BRAZIL: MST shares 100 tons of harvest among the workers affected by the food crisis
The MST is in solidarity and shares its harvest among the workers affected by the food crisis that the country is suffering, in the situation where more than half of the Brazilian population is not guaranteed that they will have food on the table.
It is estimated that there are almost 117 million suffering from food insecurity and 19 million facing severe hunger. This is what the data from the National Survey on Food Insecurity indicates in the context of the COVID-19 pandemic in Brazil – ascertained at the end of last year, by the Brazilian Network for Research in Sovereignty and Food and Nutrition Security (Penssan Network).
In this sense, and in the face of hunger – only during the first year of the pandemic, in 2020 – the MST has already donated more than 4 thousand tons of food and 700 thousand lunch boxes to families of workers and workers in a situation of social vulnerability.
In the month of April alone, the MST had already exceeded 100 tons of donated food and more than 16 thousand lunch boxes to poor communities across the country. The solidarity actions were carried out between April 10 and April 21, during the National Campaign of Struggles in defense of Agrarian Reform in April, in memory of the 25th anniversary of the Eldorado dos Carajás Massacre.
In addition, during the 11 days of the campaign, more than 50 thousand liters of water were distributed to the homeless population and in drought regions. There were also donations of almost 3 thousand liters of milk and delivery of more than 700 basic food baskets.

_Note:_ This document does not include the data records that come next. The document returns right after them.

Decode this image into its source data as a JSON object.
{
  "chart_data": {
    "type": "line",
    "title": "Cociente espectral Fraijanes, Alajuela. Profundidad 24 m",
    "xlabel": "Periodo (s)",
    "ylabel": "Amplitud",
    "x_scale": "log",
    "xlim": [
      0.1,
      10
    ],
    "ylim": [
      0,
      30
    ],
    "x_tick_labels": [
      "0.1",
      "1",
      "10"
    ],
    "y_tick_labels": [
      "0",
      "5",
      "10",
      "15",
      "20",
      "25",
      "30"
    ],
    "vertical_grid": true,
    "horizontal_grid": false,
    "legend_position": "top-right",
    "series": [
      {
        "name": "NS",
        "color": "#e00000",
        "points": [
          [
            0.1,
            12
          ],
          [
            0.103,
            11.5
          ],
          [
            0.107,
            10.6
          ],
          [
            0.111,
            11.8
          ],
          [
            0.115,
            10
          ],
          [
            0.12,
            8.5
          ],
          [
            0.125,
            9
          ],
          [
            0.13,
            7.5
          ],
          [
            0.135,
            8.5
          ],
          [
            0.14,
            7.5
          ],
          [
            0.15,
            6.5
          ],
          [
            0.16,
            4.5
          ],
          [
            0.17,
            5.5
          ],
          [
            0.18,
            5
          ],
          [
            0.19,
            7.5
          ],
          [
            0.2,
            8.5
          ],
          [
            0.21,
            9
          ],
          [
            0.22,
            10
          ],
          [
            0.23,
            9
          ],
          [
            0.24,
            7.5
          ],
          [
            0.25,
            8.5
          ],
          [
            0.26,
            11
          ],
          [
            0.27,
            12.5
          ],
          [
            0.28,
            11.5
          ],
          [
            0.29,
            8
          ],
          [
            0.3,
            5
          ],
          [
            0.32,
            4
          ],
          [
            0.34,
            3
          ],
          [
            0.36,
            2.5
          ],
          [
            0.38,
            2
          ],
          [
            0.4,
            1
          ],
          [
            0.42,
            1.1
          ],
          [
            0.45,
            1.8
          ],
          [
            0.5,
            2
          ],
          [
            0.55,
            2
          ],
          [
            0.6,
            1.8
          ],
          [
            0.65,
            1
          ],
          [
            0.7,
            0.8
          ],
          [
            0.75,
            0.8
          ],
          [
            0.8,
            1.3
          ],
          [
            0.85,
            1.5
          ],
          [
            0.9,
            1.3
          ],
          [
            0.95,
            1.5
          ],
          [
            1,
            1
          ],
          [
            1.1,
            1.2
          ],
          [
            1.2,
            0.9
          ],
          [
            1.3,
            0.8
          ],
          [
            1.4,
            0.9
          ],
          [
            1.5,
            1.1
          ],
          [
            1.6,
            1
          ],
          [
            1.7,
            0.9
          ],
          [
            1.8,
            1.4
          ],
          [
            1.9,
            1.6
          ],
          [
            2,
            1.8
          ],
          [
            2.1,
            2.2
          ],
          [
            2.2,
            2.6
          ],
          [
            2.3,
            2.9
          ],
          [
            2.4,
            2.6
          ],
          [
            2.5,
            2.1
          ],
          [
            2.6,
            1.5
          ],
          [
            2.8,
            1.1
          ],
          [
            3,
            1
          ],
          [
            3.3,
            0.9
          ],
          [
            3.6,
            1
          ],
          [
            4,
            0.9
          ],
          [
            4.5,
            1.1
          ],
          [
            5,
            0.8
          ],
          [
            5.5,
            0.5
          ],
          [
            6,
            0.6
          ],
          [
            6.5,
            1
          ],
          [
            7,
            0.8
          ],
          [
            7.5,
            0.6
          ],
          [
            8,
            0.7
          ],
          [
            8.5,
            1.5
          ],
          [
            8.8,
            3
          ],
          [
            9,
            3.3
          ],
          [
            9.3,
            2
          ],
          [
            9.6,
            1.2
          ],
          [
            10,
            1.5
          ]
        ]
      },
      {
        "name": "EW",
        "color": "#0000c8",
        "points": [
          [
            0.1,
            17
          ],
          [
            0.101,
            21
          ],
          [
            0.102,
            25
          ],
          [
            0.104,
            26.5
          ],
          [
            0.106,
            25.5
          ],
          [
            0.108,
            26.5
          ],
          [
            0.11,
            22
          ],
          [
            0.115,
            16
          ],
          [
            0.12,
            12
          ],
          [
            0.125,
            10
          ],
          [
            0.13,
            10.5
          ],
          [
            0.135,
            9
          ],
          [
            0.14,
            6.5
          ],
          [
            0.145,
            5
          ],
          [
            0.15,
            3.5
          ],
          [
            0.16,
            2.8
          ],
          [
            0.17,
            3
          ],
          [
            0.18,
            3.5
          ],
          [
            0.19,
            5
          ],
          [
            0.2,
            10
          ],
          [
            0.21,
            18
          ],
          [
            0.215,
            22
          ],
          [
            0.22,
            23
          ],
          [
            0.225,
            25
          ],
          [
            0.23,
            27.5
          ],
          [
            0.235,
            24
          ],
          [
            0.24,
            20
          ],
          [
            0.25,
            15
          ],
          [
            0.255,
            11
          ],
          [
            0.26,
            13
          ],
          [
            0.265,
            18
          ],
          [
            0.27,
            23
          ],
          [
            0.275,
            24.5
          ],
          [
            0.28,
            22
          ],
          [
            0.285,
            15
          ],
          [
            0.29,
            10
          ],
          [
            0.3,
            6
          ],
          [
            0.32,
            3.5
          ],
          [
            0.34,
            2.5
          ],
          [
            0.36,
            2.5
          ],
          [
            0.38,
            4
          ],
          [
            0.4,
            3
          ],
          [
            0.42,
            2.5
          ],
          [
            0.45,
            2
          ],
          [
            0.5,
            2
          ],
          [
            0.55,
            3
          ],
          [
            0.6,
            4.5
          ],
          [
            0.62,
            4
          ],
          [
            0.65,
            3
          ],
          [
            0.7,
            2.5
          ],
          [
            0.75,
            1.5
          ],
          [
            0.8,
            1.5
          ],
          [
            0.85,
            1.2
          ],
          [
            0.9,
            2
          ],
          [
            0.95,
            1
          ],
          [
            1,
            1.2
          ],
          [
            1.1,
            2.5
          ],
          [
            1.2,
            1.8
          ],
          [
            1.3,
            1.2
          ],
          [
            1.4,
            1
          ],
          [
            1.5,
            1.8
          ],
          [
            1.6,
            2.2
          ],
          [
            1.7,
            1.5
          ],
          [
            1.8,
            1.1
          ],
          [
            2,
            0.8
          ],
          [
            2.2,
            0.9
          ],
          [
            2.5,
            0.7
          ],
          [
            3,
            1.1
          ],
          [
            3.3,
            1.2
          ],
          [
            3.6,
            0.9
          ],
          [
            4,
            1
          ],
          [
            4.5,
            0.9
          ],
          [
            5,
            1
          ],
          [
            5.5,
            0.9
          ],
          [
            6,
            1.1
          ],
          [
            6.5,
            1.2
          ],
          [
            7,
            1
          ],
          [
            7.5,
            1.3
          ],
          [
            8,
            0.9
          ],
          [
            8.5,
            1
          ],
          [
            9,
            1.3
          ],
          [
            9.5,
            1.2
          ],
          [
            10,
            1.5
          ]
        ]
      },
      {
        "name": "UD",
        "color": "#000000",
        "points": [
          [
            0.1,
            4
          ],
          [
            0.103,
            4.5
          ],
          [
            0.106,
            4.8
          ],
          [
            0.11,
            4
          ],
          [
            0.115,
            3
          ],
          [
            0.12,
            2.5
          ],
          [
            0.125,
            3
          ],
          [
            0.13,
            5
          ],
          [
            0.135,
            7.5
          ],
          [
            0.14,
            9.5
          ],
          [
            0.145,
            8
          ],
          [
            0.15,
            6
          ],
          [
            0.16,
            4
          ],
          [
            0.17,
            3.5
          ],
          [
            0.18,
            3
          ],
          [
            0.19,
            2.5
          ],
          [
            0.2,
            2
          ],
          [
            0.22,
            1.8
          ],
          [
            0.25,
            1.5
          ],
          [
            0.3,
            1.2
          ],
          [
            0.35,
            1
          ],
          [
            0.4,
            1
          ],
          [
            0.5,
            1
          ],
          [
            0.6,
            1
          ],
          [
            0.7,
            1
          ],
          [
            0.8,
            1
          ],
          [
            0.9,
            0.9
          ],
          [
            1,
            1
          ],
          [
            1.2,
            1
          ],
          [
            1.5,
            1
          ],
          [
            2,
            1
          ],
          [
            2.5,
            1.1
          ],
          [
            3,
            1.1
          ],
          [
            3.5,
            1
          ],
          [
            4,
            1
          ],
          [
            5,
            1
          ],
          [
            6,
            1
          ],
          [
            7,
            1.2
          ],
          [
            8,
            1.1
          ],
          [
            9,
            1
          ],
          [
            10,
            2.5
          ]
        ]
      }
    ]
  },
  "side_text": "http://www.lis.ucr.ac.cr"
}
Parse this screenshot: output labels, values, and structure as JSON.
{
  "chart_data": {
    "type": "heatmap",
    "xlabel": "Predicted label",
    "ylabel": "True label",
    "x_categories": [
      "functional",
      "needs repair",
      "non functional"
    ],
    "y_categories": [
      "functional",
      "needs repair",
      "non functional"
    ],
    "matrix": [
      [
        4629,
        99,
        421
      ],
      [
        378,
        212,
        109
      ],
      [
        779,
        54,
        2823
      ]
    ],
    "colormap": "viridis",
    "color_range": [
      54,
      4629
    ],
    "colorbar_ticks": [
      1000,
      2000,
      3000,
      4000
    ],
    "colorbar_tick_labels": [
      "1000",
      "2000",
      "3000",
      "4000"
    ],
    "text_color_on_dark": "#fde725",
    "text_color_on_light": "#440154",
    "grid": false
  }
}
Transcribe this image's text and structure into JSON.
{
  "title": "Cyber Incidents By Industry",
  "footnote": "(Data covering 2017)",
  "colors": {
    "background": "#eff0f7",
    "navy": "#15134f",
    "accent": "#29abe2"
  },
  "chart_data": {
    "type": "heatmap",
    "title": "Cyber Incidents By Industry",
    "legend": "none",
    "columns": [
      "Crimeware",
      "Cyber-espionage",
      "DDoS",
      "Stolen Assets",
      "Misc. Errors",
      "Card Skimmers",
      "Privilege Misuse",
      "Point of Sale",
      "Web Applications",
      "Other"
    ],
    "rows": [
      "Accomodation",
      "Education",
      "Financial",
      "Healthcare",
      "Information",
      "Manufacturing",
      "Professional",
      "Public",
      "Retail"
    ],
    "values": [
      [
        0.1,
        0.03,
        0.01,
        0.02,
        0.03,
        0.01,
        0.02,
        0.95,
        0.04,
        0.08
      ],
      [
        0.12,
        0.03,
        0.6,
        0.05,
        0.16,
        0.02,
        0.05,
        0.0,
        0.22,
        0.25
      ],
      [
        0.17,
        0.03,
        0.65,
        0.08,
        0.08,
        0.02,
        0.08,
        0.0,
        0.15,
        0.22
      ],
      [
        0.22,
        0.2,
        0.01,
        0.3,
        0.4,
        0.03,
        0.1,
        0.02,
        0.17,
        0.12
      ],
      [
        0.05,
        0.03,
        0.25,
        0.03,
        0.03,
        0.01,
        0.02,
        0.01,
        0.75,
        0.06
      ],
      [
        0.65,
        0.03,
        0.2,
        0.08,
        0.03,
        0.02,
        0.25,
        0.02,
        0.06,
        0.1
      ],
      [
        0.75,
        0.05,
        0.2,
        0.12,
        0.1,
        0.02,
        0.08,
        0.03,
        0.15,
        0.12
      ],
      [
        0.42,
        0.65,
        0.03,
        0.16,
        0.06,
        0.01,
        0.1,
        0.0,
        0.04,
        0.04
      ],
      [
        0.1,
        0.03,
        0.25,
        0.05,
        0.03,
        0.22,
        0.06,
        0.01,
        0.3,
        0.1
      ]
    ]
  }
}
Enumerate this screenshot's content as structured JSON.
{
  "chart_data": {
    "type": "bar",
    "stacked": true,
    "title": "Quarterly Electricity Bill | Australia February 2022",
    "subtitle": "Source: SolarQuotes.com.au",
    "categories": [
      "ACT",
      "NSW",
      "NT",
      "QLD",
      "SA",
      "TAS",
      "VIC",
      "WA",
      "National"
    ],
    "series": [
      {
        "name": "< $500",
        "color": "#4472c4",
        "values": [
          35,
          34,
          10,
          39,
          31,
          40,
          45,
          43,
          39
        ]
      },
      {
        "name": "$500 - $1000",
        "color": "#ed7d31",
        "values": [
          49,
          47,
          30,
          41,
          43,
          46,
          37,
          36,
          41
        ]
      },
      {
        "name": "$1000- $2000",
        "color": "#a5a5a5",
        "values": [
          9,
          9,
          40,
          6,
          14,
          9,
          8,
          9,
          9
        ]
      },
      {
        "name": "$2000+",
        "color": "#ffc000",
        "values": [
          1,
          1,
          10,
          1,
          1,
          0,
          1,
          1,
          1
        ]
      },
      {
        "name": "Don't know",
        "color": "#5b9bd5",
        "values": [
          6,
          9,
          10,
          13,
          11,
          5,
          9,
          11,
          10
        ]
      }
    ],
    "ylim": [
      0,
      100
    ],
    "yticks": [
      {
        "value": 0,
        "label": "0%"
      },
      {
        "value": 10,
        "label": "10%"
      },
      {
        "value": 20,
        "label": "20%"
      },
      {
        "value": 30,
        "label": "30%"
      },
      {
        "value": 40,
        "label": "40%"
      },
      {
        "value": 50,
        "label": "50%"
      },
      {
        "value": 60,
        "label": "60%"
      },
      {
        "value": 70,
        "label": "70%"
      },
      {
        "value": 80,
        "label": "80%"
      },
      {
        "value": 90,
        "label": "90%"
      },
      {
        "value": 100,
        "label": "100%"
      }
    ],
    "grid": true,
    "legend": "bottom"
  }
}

In donations from People’s Movement Health Agents, the families served received kits, totaling 1,500 protective masks for Covid-19. And it met in a national plenary session with other social movements that are members of the Brazil Popular Front and the Periphery Alive Against Coronavirus campaign to build collective solutions for the pandemic situation.
During the campaign, the MST, together with 30 Brazilian and international civil society groups, also signed the manifesto “We can’t wait: we need to breathe!” that blames the federal government for the shortage of intubation kits and requires the production of oxygen by Brazilian companies in view of the shortage of such items in the ICUs in Brazil.
In addition to the actions noted above, in some states Landless activists mobilized blood donation drives, volunteer work in the recovery of degraded areas and voluntary actions directed to hospitals.